| 第8話 プロのお話 |
先日Jurong CCで行われたシンガポールオープンのために、日本からプロ達がたくさん来星されていたが、その中の3名とお会いする機会があった。とても印象的な機会であった。
まずは、その中の1名のプロと計4人で中華料理を囲んでのお食事の時の出来事。ごく普通の会話の流れの中で、私が何気にプロに「ゴルフの醍醐味って何ですか?」と質問したら、「やっぱりゴルフが好きなんです。醍醐味ですか…。醍醐味というか、ゴルフで試合をする、勝負をすることが好きなんですよ。」と、ほんのちょっと前まで温和な感じでお話をされていたプロが、急に力強く答えられたのである。この時、隣に座っていた私はエネルギーのようなものを感じ、プロはやっぱりすごいなあと思ったのである。
そして、その頃ちょうどスランプに悩んでいた私にとって一番聞きたかった質問、「プロはスランプの時どうしているんですか?」を投げかけてみたら、答えは、「スランプのときも、そうでないときも変わらず練習をしますね。僕は練習は嫌いですが、周りの人よりは、よくやっていると思いますよ。」とのことであった。これもすごく印象的であった。やはり「変わらない地道な練習」、これがキーワードだなと思ったのである。
そして、数日後、やっぱり練習を地道にやろう!と、仕事が終わって練習場に行っていたら、突然友人からの電話。「今どこ?」「打ちっぱなしです。」「後どのくらい?」「まだあります。」「じゃ打ってて、今からプロ3人とそちらへ向かいます。」「えっ???今日ドライバーが全く当たらなくて、落ち込んでるのに…」「ちょうどいいじゃないですか。プロ3人に見てもらいましょう。」「ええ?そんなプロに見せられるようなものではないんですよ。それはもうひどいんですから。」「まあいいから。とりあえず向かいますから練習しててください。」
そしてプロ軍団到着。どうせ落ちるからと化粧もせず、色褪せたポロシャツで練習していた私は、取繕う間もないままとりあえずご挨拶をして、私が「もうドライバーが当たらなくなってしまって、困ってるんです。」と言ったら、友人が、「ではみんなでクロさんのドライバーで打ってみましょう」と提案。そして皆さん次々に私のドライバーで試打。私は左に巻いて困っていたのに、皆さん全員楽々ナイスショット!!。ちなみに足元は皆さんサンダル。

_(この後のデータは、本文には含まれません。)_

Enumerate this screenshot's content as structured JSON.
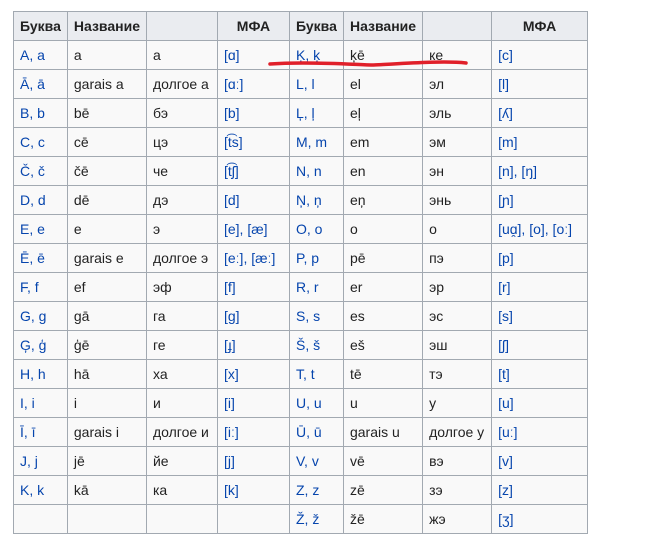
{
  "headers": [
    "Буква",
    "Название",
    "",
    "МФА",
    "Буква",
    "Название",
    "",
    "МФА"
  ],
  "rows": [
    {
      "l_letter": "A, a",
      "l_name": "a",
      "l_ru": "а",
      "l_ipa": "[ɑ]",
      "r_letter": "Ķ, ķ",
      "r_name": "ķē",
      "r_ru": "ке",
      "r_ipa": "[c]"
    },
    {
      "l_letter": "Ā, ā",
      "l_name": "garais a",
      "l_ru": "долгое а",
      "l_ipa": "[ɑː]",
      "r_letter": "L, l",
      "r_name": "el",
      "r_ru": "эл",
      "r_ipa": "[l]"
    },
    {
      "l_letter": "B, b",
      "l_name": "bē",
      "l_ru": "бэ",
      "l_ipa": "[b]",
      "r_letter": "Ļ, ļ",
      "r_name": "eļ",
      "r_ru": "эль",
      "r_ipa": "[ʎ]"
    },
    {
      "l_letter": "C, c",
      "l_name": "cē",
      "l_ru": "цэ",
      "l_ipa": "[t͡s]",
      "r_letter": "M, m",
      "r_name": "em",
      "r_ru": "эм",
      "r_ipa": "[m]"
    },
    {
      "l_letter": "Č, č",
      "l_name": "čē",
      "l_ru": "че",
      "l_ipa": "[t͡ʃ]",
      "r_letter": "N, n",
      "r_name": "en",
      "r_ru": "эн",
      "r_ipa": "[n], [ŋ]"
    },
    {
      "l_letter": "D, d",
      "l_name": "dē",
      "l_ru": "дэ",
      "l_ipa": "[d]",
      "r_letter": "Ņ, ņ",
      "r_name": "eņ",
      "r_ru": "энь",
      "r_ipa": "[ɲ]"
    },
    {
      "l_letter": "E, e",
      "l_name": "e",
      "l_ru": "э",
      "l_ipa": "[e], [æ]",
      "r_letter": "O, o",
      "r_name": "o",
      "r_ru": "о",
      "r_ipa": "[uɑ̯], [o], [oː]"
    },
    {
      "l_letter": "Ē, ē",
      "l_name": "garais e",
      "l_ru": "долгое э",
      "l_ipa": "[eː], [æː]",
      "r_letter": "P, p",
      "r_name": "pē",
      "r_ru": "пэ",
      "r_ipa": "[p]"
    },
    {
      "l_letter": "F, f",
      "l_name": "ef",
      "l_ru": "эф",
      "l_ipa": "[f]",
      "r_letter": "R, r",
      "r_name": "er",
      "r_ru": "эр",
      "r_ipa": "[r]"
    },
    {
      "l_letter": "G, g",
      "l_name": "gā",
      "l_ru": "га",
      "l_ipa": "[g]",
      "r_letter": "S, s",
      "r_name": "es",
      "r_ru": "эс",
      "r_ipa": "[s]"
    },
    {
      "l_letter": "Ģ, ģ",
      "l_name": "ģē",
      "l_ru": "ге",
      "l_ipa": "[ɟ]",
      "r_letter": "Š, š",
      "r_name": "eš",
      "r_ru": "эш",
      "r_ipa": "[ʃ]"
    },
    {
      "l_letter": "H, h",
      "l_name": "hā",
      "l_ru": "ха",
      "l_ipa": "[x]",
      "r_letter": "T, t",
      "r_name": "tē",
      "r_ru": "тэ",
      "r_ipa": "[t]"
    },
    {
      "l_letter": "I, i",
      "l_name": "i",
      "l_ru": "и",
      "l_ipa": "[i]",
      "r_letter": "U, u",
      "r_name": "u",
      "r_ru": "у",
      "r_ipa": "[u]"
    },
    {
      "l_letter": "Ī, ī",
      "l_name": "garais i",
      "l_ru": "долгое и",
      "l_ipa": "[iː]",
      "r_letter": "Ū, ū",
      "r_name": "garais u",
      "r_ru": "долгое у",
      "r_ipa": "[uː]"
    },
    {
      "l_letter": "J, j",
      "l_name": "jē",
      "l_ru": "йе",
      "l_ipa": "[j]",
      "r_letter": "V, v",
      "r_name": "vē",
      "r_ru": "вэ",
      "r_ipa": "[v]"
    },
    {
      "l_letter": "K, k",
      "l_name": "kā",
      "l_ru": "ка",
      "l_ipa": "[k]",
      "r_letter": "Z, z",
      "r_name": "zē",
      "r_ru": "зэ",
      "r_ipa": "[z]"
    },
    {
      "l_letter": "",
      "l_name": "",
      "l_ru": "",
      "l_ipa": "",
      "r_letter": "Ž, ž",
      "r_name": "žē",
      "r_ru": "жэ",
      "r_ipa": "[ʒ]"
    }
  ],
  "annotation_color": "#e0202a"
}
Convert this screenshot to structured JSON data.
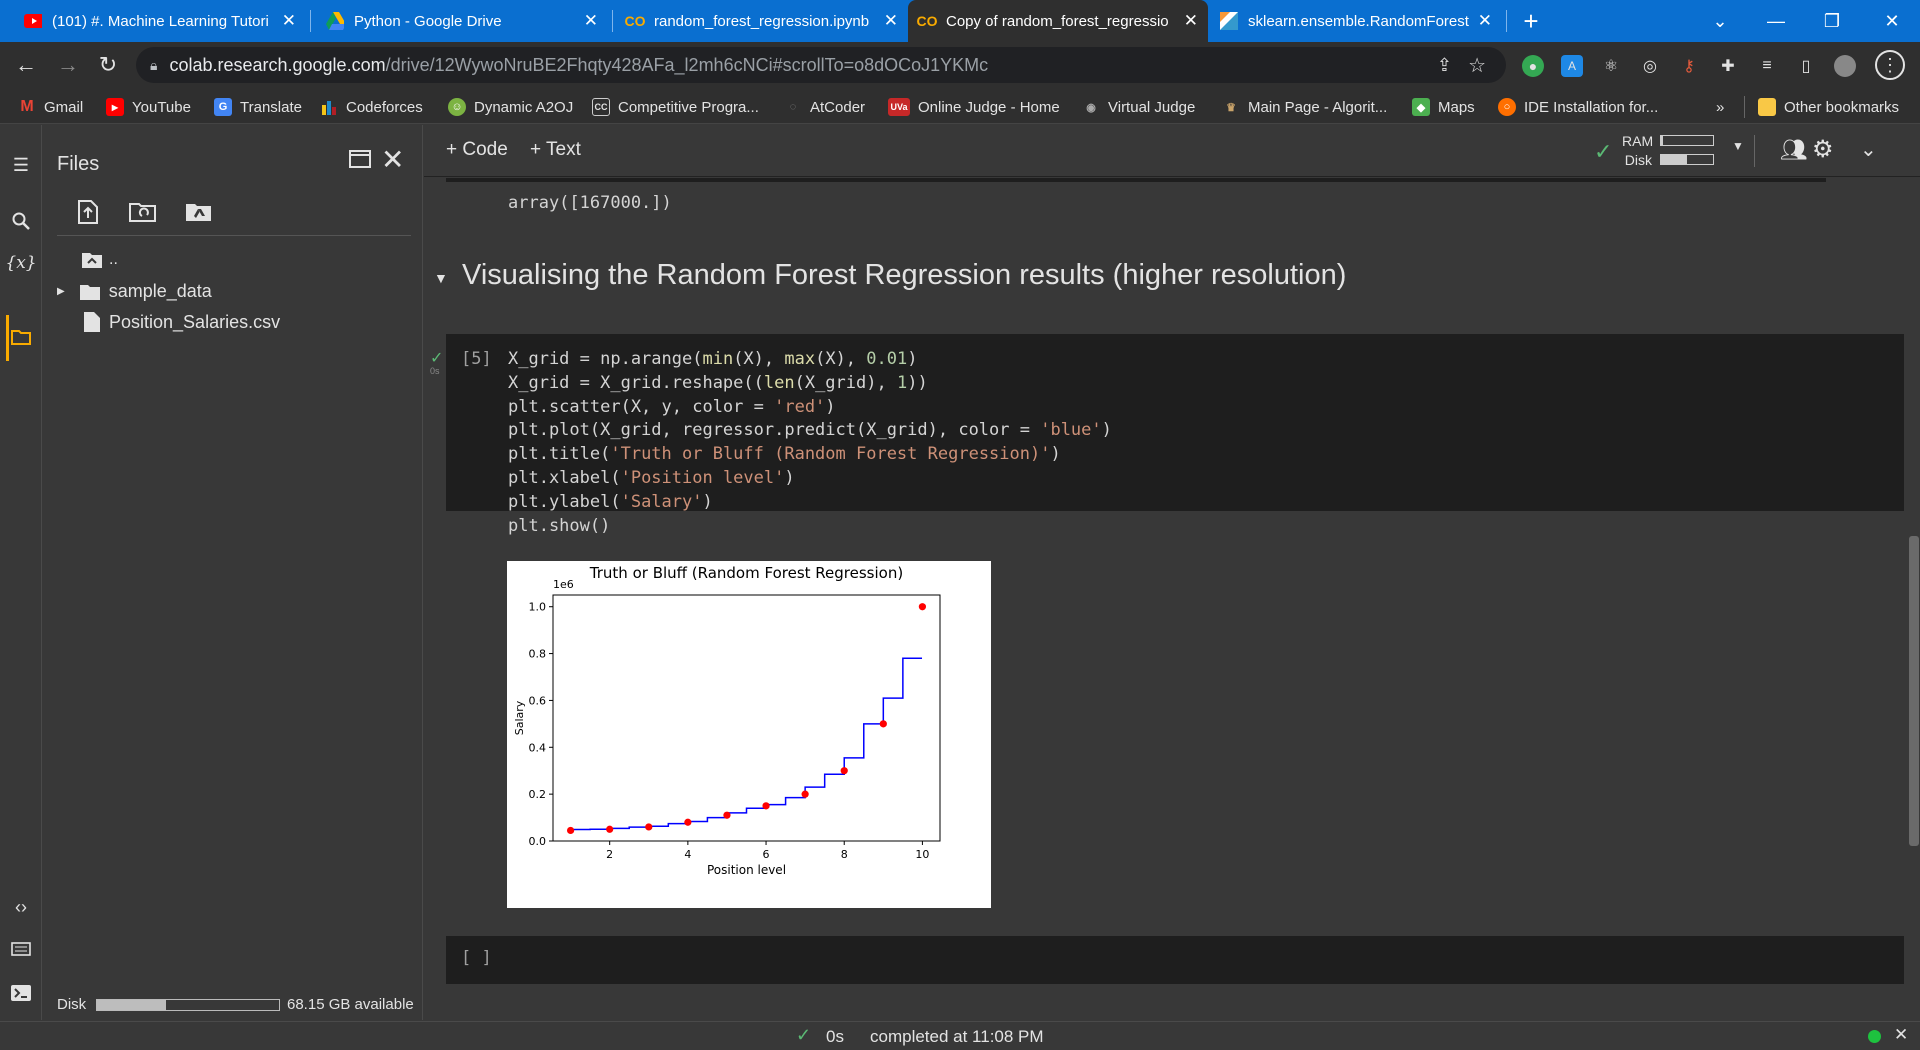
{
  "browser": {
    "tabs": [
      {
        "title": "(101) #. Machine Learning Tutori",
        "icon": "youtube-icon",
        "color": "#ff0000"
      },
      {
        "title": "Python - Google Drive",
        "icon": "google-drive-icon",
        "color": "#34a853"
      },
      {
        "title": "random_forest_regression.ipynb",
        "icon": "colab-icon",
        "color": "#f9ab00"
      },
      {
        "title": "Copy of random_forest_regressio",
        "icon": "colab-icon",
        "color": "#f9ab00"
      },
      {
        "title": "sklearn.ensemble.RandomForestI",
        "icon": "sklearn-icon",
        "color": "#3499cd"
      }
    ],
    "address": {
      "host": "colab.research.google.com",
      "path": "/drive/12WywoNruBE2Fhqty428AFa_l2mh6cNCi#scrollTo=o8dOCoJ1YKMc"
    },
    "bookmarks": [
      {
        "label": "Gmail",
        "icon": "gmail-icon"
      },
      {
        "label": "YouTube",
        "icon": "youtube-icon"
      },
      {
        "label": "Translate",
        "icon": "translate-icon"
      },
      {
        "label": "Codeforces",
        "icon": "codeforces-icon"
      },
      {
        "label": "Dynamic A2OJ",
        "icon": "a2oj-icon"
      },
      {
        "label": "Competitive Progra...",
        "icon": "cp-icon"
      },
      {
        "label": "AtCoder",
        "icon": "atcoder-icon"
      },
      {
        "label": "Online Judge - Home",
        "icon": "uva-icon"
      },
      {
        "label": "Virtual Judge",
        "icon": "vjudge-icon"
      },
      {
        "label": "Main Page - Algorit...",
        "icon": "algorithmist-icon"
      },
      {
        "label": "Maps",
        "icon": "maps-icon"
      },
      {
        "label": "IDE Installation for...",
        "icon": "ide-icon"
      }
    ],
    "overflow": "»",
    "other_bookmarks": "Other bookmarks"
  },
  "colab": {
    "files_title": "Files",
    "tree": [
      {
        "label": "..",
        "type": "parent"
      },
      {
        "label": "sample_data",
        "type": "folder"
      },
      {
        "label": "Position_Salaries.csv",
        "type": "file"
      }
    ],
    "disk_label": "Disk",
    "disk_available": "68.15 GB available",
    "disk_used_fraction": 0.38,
    "code_btn": "Code",
    "text_btn": "Text",
    "ram_label": "RAM",
    "disk_meter_label": "Disk",
    "ram_fraction": 0.04,
    "disk_fraction": 0.5,
    "prev_output": "array([167000.])",
    "section_title": "Visualising the Random Forest Regression results (higher resolution)",
    "cell_index": "[5]",
    "cell_time": "0s",
    "cell_lines": [
      "X_grid = np.arange(min(X), max(X), 0.01)",
      "X_grid = X_grid.reshape((len(X_grid), 1))",
      "plt.scatter(X, y, color = 'red')",
      "plt.plot(X_grid, regressor.predict(X_grid), color = 'blue')",
      "plt.title('Truth or Bluff (Random Forest Regression)')",
      "plt.xlabel('Position level')",
      "plt.ylabel('Salary')",
      "plt.show()"
    ],
    "empty_cell": "[ ]",
    "status_time": "0s",
    "status_text": "completed at 11:08 PM"
  },
  "chart_data": {
    "type": "scatter",
    "title": "Truth or Bluff (Random Forest Regression)",
    "xlabel": "Position level",
    "ylabel": "Salary",
    "offset_text": "1e6",
    "xlim": [
      0.55,
      10.45
    ],
    "ylim": [
      0,
      1.05
    ],
    "xticks": [
      "2",
      "4",
      "6",
      "8",
      "10"
    ],
    "xtick_values": [
      2,
      4,
      6,
      8,
      10
    ],
    "yticks": [
      "0.0",
      "0.2",
      "0.4",
      "0.6",
      "0.8",
      "1.0"
    ],
    "ytick_values": [
      0,
      0.2,
      0.4,
      0.6,
      0.8,
      1.0
    ],
    "grid": false,
    "series": [
      {
        "kind": "scatter",
        "color": "#ff0000",
        "x": [
          1,
          2,
          3,
          4,
          5,
          6,
          7,
          8,
          9,
          10
        ],
        "y": [
          0.045,
          0.05,
          0.06,
          0.08,
          0.11,
          0.15,
          0.2,
          0.3,
          0.5,
          1.0
        ]
      },
      {
        "kind": "step",
        "color": "#0000ff",
        "x": [
          1,
          1.5,
          2,
          2.5,
          3,
          3.5,
          4,
          4.5,
          5,
          5.5,
          6,
          6.5,
          7,
          7.5,
          8,
          8.5,
          9,
          9.5,
          9.99
        ],
        "y": [
          0.049,
          0.05,
          0.054,
          0.059,
          0.063,
          0.074,
          0.083,
          0.1,
          0.12,
          0.14,
          0.155,
          0.185,
          0.23,
          0.285,
          0.355,
          0.5,
          0.61,
          0.78,
          0.78
        ]
      }
    ]
  }
}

「さすがプロだあ。でも、ん??ということは、やっぱりクラブじゃなくて私の腕の問題だ。」と再認識。
と感心しているのもつかの間、「ではクロさん。打ってみて下さい。」「えっ?!?!?!でも、そんなプロの前で打てないですよ。今ほんとひどいんですから。」「プロ3人の前で打ちにくいのはわかりますが、せっかくの機会だから、悪いところをみんなに見てもらいましょう。」と言われ、結局、あと4球しか残ってないしと、いざショット。決していい球ではなかったが、1球だけ左に巻いた以外はとりあえず飛んでほっとした。でもせっかくなら最悪のショットを連発して、なにが悪いのか検証していただくのも良かったかなと思ったりもしたのである。
それにしても、皆さんそれぞれ個性豊かな楽しいプロゴルファーで、いつか一緒にプレーしたいなあと思った機会であった。